Iowa’s Republican Governor Terry Branstad has recently said that the Republican Party of Iowa should consider doing away with the Iowa Straw Poll.The event is traditionally held the summer prior to the Iowa Caucuses on the campus of Iowa State University in Ames. It began as a way to show early strength ahead of Iowa’s first-in-the-nation January nominating contest, but it has instead become a kind of heyday for the politically impaired. Campaigns spend hundreds of thousands of-or in the case of Michelle Bachmann, a couple of million-dollars to try and get their supporters to the poll, wining and dining them and making sure they got the royal treatment so long as they got their votes in for the candidate. In Bachmann’s case, she literally “blew her wad” on the straw poll, banking that a strong showing there might catapult her to victory in January, giving her some momentum for later contests in Michigan, and Super Tuesday votes in Ohio and Tennessee. Bachmann finished first in Ames and last in Iowa, knocking out former Minnesota Governor Tim Pawlenty along the way.
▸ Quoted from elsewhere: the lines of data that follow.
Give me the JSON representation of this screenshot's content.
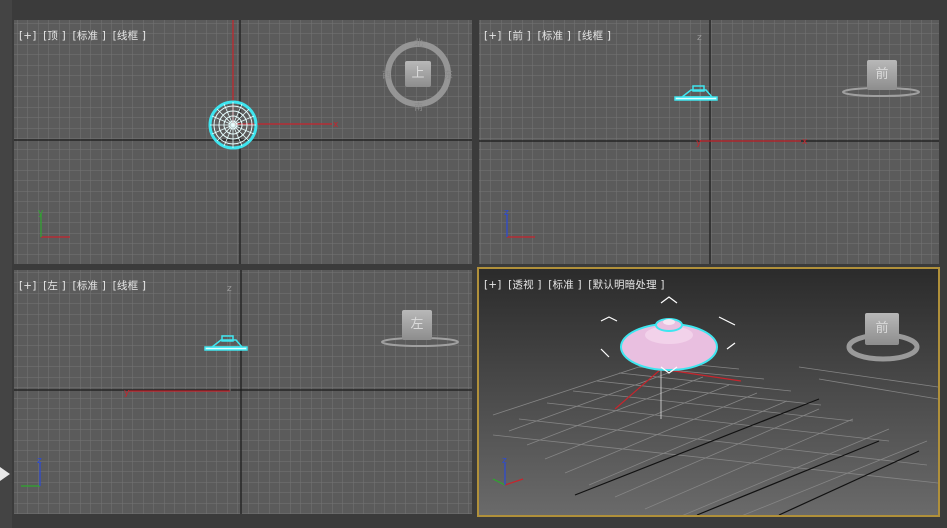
{
  "viewports": {
    "top": {
      "plus": "[+]",
      "view": "[顶 ]",
      "shading": "[标准 ]",
      "style": "[线框 ]",
      "cube_face": "上",
      "compass": {
        "north": "北",
        "south": "南",
        "east": "东",
        "west": "西"
      }
    },
    "front": {
      "plus": "[+]",
      "view": "[前 ]",
      "shading": "[标准 ]",
      "style": "[线框 ]",
      "cube_face": "前"
    },
    "left": {
      "plus": "[+]",
      "view": "[左 ]",
      "shading": "[标准 ]",
      "style": "[线框 ]",
      "cube_face": "左"
    },
    "perspective": {
      "plus": "[+]",
      "view": "[透视 ]",
      "shading": "[标准 ]",
      "style": "[默认明暗处理 ]",
      "cube_face": "前"
    }
  },
  "axis_labels": {
    "x": "x",
    "y": "y",
    "z": "z"
  },
  "colors": {
    "grid": "#6f6f6f",
    "grid_major": "#1c1c1c",
    "selection": "#3ee6f0",
    "axis_x": "#c8242c",
    "axis_y": "#2ea82e",
    "axis_z": "#2a4ad8",
    "active_border": "#b0903a",
    "object_fill": "#e9bfe0"
  }
}
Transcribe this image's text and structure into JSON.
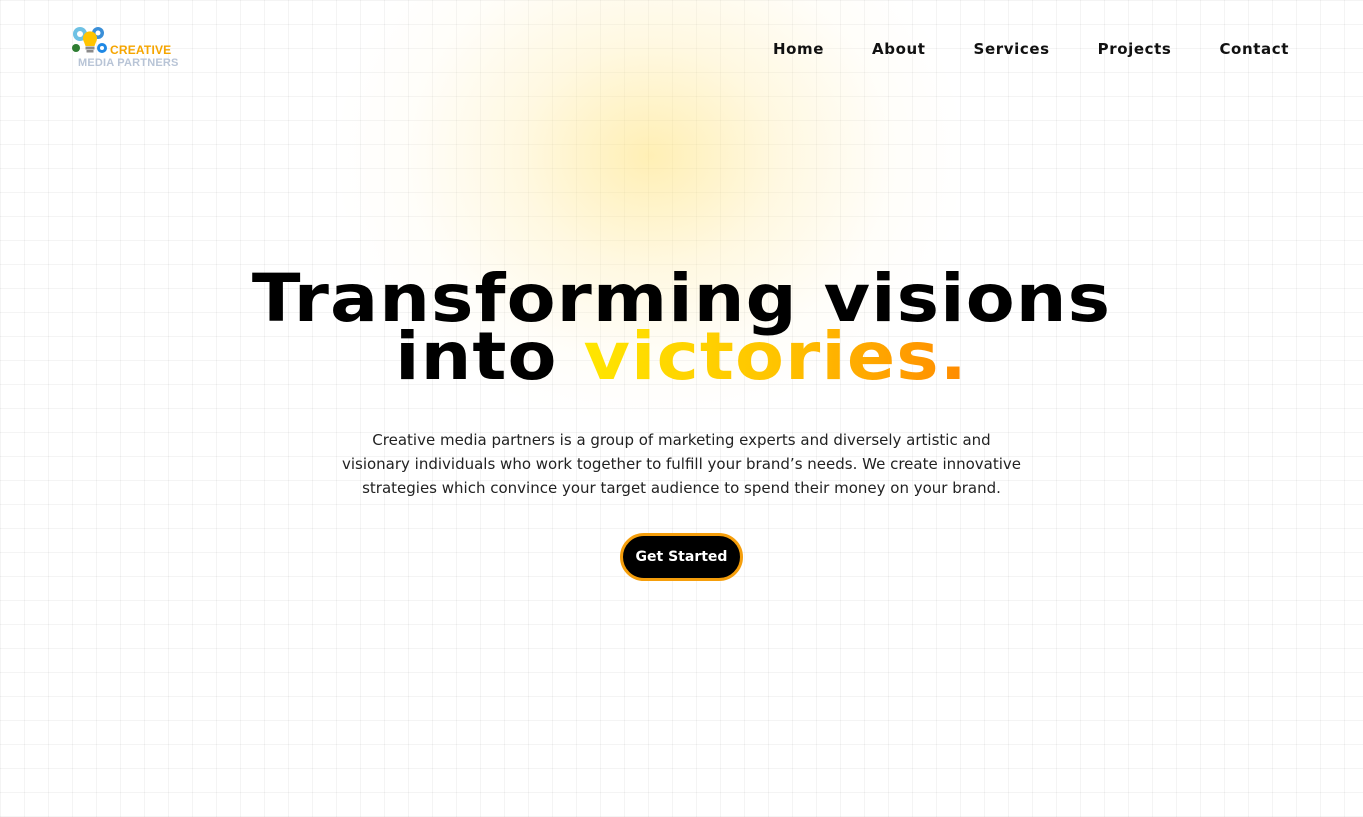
{
  "header": {
    "logo": {
      "line1": "CREATIVE",
      "line2": "MEDIA PARTNERS",
      "icon": "lightbulb-gears-icon"
    },
    "nav": [
      {
        "label": "Home"
      },
      {
        "label": "About"
      },
      {
        "label": "Services"
      },
      {
        "label": "Projects"
      },
      {
        "label": "Contact"
      }
    ]
  },
  "hero": {
    "headline_line1": "Transforming visions",
    "headline_line2_plain": "into ",
    "headline_line2_accent": "victories.",
    "description": "Creative media partners is a group of marketing experts and diversely artistic and visionary individuals who work together to fulfill your brand’s needs. We create innovative strategies which convince your target audience to spend their money on your brand.",
    "cta_label": "Get Started"
  },
  "colors": {
    "accent_start": "#ffe600",
    "accent_end": "#ff8a00",
    "cta_border": "#f59e0b",
    "cta_bg": "#000000"
  }
}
Not surprisingly, current Iowa Republican Chairman A. J. Spiker doesnt agree with those who want to scrap the famous (or infamous) straw poll-and he shouldn’t be expected to, since the event raises a massive amount of money for the Iowa GOP.
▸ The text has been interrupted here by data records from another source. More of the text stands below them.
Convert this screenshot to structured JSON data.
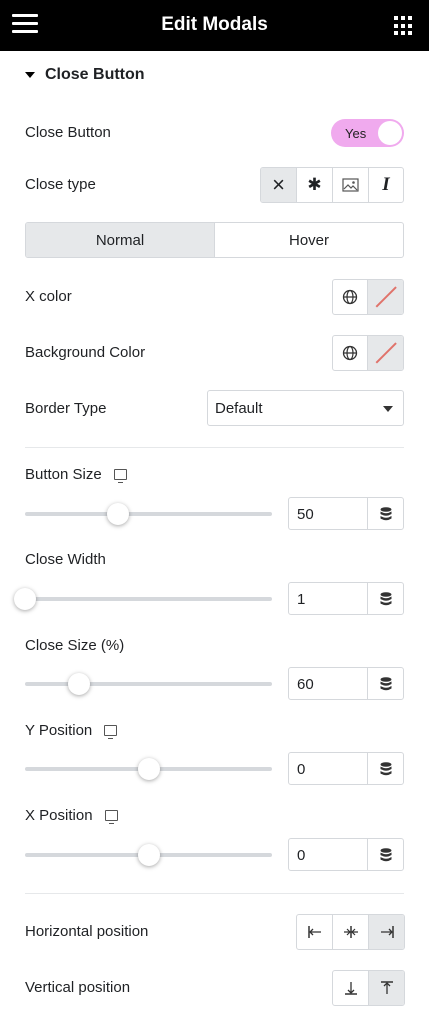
{
  "header": {
    "title": "Edit Modals",
    "menu_icon": "hamburger-menu-icon",
    "apps_icon": "grid-apps-icon"
  },
  "section": {
    "title": "Close Button"
  },
  "close_button": {
    "label": "Close Button",
    "toggle_value": "Yes",
    "toggle_color": "#f0aaee"
  },
  "close_type": {
    "label": "Close type",
    "options": [
      "×",
      "✱",
      "",
      "I"
    ],
    "active_index": 0
  },
  "state_tabs": {
    "normal": "Normal",
    "hover": "Hover",
    "active": "Normal"
  },
  "x_color": {
    "label": "X color"
  },
  "background_color": {
    "label": "Background Color"
  },
  "border_type": {
    "label": "Border Type",
    "value": "Default"
  },
  "button_size": {
    "label": "Button Size",
    "value": "50",
    "slider_fraction": 0.375
  },
  "close_width": {
    "label": "Close Width",
    "value": "1",
    "slider_fraction": 0.0
  },
  "close_size": {
    "label": "Close Size (%)",
    "value": "60",
    "slider_fraction": 0.22
  },
  "y_position": {
    "label": "Y Position",
    "value": "0",
    "slider_fraction": 0.5
  },
  "x_position": {
    "label": "X Position",
    "value": "0",
    "slider_fraction": 0.5
  },
  "horizontal_position": {
    "label": "Horizontal position",
    "options": [
      "left-align-icon",
      "center-align-icon",
      "right-align-icon"
    ],
    "active_index": 2
  },
  "vertical_position": {
    "label": "Vertical position",
    "options": [
      "bottom-align-icon",
      "top-align-icon"
    ],
    "active_index": 1
  }
}
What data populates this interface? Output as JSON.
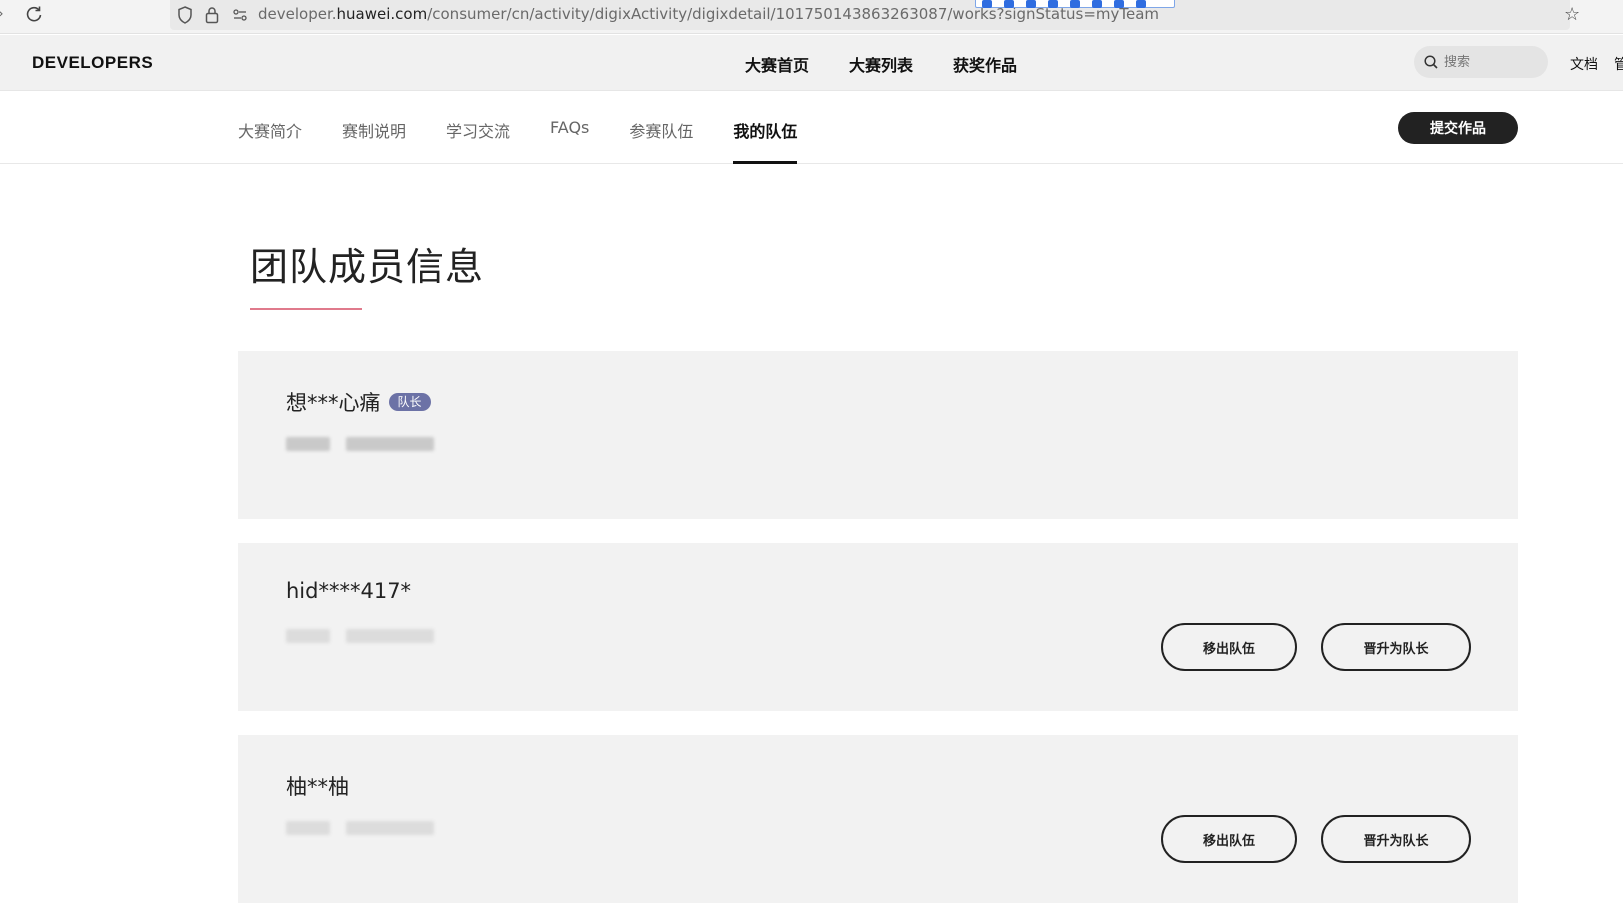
{
  "browser": {
    "url_prefix": "developer.",
    "url_domain": "huawei.com",
    "url_path": "/consumer/cn/activity/digixActivity/digixdetail/101750143863263087/works?signStatus=myTeam"
  },
  "header": {
    "brand": "DEVELOPERS",
    "nav": [
      "大赛首页",
      "大赛列表",
      "获奖作品"
    ],
    "search_placeholder": "搜索",
    "docs_label": "文档",
    "cut_label": "管"
  },
  "subnav": {
    "tabs": [
      "大赛简介",
      "赛制说明",
      "学习交流",
      "FAQs",
      "参赛队伍",
      "我的队伍"
    ],
    "active_index": 5,
    "submit_label": "提交作品"
  },
  "main": {
    "title": "团队成员信息",
    "members": [
      {
        "name": "想***心痛",
        "badge": "队长"
      },
      {
        "name": "hid****417*",
        "remove_label": "移出队伍",
        "promote_label": "晋升为队长"
      },
      {
        "name": "柚**柚",
        "remove_label": "移出队伍",
        "promote_label": "晋升为队长"
      }
    ]
  },
  "colors": {
    "accent_underline": "#e07a8c",
    "badge": "#6c72a6",
    "card_bg": "#f2f2f2"
  }
}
The trouble with the Iowa Straw Poll is that it takes place months before the caucus itself, and as with any straw poll, a small fraction of the people voting in the contest itself are voting in a straw poll-one that takes place four to five months before their precinct caucuses at the very least. Not only is the sampling less than scientific, but people can and do change their minds in that span of time. None of this is to say that straw polls are bad in and of themselves-they are not. Straw polls are some of the best fundraisers that a local party can have, and if they are held fairly close to the voting they can be a much more accurate measure of activist sentiment, and activists are who vote in primaries and caucuses. As an example, several Tennessee county Republican Parties held presidential straw polls at their Lincoln or Reagan Day Dinners in the days preceding Tennessee’s Republican Primary on Super Tuesday, March 6th, 2012. Most of these straw votes occurred within a week or two-or in one case within just days before-Primary Day itself. A lot of the participants had already voted early when they voted in the polls, and most of these gave straw poll victories to former Pennsylvania Senator Rick Santorum.
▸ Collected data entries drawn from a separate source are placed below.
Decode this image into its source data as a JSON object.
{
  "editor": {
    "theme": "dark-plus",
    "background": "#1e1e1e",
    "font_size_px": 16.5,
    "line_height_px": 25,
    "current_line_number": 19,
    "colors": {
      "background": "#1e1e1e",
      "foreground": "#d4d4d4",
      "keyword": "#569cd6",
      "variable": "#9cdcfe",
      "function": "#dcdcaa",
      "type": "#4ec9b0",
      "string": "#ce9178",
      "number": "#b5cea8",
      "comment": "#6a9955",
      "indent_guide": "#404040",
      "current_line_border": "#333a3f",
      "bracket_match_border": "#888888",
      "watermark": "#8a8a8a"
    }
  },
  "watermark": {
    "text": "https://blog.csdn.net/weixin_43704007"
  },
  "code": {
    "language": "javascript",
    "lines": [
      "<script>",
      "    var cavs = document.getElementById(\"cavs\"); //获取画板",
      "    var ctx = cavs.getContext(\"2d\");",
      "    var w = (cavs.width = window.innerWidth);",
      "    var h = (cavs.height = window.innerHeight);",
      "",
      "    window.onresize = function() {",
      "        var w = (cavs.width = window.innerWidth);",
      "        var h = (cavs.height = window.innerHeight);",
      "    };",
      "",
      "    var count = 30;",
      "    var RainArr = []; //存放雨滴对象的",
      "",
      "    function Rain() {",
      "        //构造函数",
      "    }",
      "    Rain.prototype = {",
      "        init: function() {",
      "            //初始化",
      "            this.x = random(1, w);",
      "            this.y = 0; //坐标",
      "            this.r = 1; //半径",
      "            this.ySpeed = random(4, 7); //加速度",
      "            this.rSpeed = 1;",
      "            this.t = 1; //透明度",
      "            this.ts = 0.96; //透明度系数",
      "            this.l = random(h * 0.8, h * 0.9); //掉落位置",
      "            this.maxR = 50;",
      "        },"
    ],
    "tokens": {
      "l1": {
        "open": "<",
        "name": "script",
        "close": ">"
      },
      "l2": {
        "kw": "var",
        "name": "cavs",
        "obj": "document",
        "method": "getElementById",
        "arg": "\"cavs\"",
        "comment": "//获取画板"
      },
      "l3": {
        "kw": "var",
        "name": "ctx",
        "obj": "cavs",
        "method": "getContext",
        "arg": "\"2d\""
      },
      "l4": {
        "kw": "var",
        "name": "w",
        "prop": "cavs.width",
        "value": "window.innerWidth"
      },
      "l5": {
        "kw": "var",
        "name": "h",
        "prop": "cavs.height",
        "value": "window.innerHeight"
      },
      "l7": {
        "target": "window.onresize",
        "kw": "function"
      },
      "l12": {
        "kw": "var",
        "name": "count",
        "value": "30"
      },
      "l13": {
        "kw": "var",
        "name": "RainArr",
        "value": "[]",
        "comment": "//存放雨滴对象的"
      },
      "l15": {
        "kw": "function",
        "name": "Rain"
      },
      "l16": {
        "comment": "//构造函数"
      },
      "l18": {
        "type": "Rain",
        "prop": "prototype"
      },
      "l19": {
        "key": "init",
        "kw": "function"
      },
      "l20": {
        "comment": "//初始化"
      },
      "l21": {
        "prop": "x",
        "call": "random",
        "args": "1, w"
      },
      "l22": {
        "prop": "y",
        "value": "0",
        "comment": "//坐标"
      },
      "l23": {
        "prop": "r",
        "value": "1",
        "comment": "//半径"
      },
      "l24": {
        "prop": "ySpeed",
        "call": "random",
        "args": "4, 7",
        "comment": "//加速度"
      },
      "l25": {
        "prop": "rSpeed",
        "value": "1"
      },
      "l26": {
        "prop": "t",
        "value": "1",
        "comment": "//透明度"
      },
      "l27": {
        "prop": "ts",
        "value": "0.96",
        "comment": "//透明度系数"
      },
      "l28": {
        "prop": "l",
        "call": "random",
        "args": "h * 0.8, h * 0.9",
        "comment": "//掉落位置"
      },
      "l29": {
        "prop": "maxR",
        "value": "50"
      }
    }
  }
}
Santorum won 91 of 95 Tennessee counties in the real Tennessee Primary. The candidates weren’t spending vast amounts of cash to get their folks to county straw polls or regional polls in Tennessee or many other Super Tuesday States because it was too close to the big day itself for them to spend time, money, and energy on straw polls. If people went to the trouble to come, pay, and vote, it was because they wanted to show support for their candidate, and because the real voting day wasn’t far off the straw polls turned out to be a harbinger of reality in many cases. The Iowa Straw Poll doesn’t work because it is too big, too far removed from voting day, and too much of a sideshow. Straw polls are fun and enjoyable exercises and fundraisers for local parties, but they are just that-fun. For them to really be something more than that they have to be local, close to voting day, and not too inflated by candidate cash. That isn’t the case in Iowa, which is why the Iowa Straw Poll is less a creative fundraiser for the Iowa GOP and more of a kind of political Circus Maximus.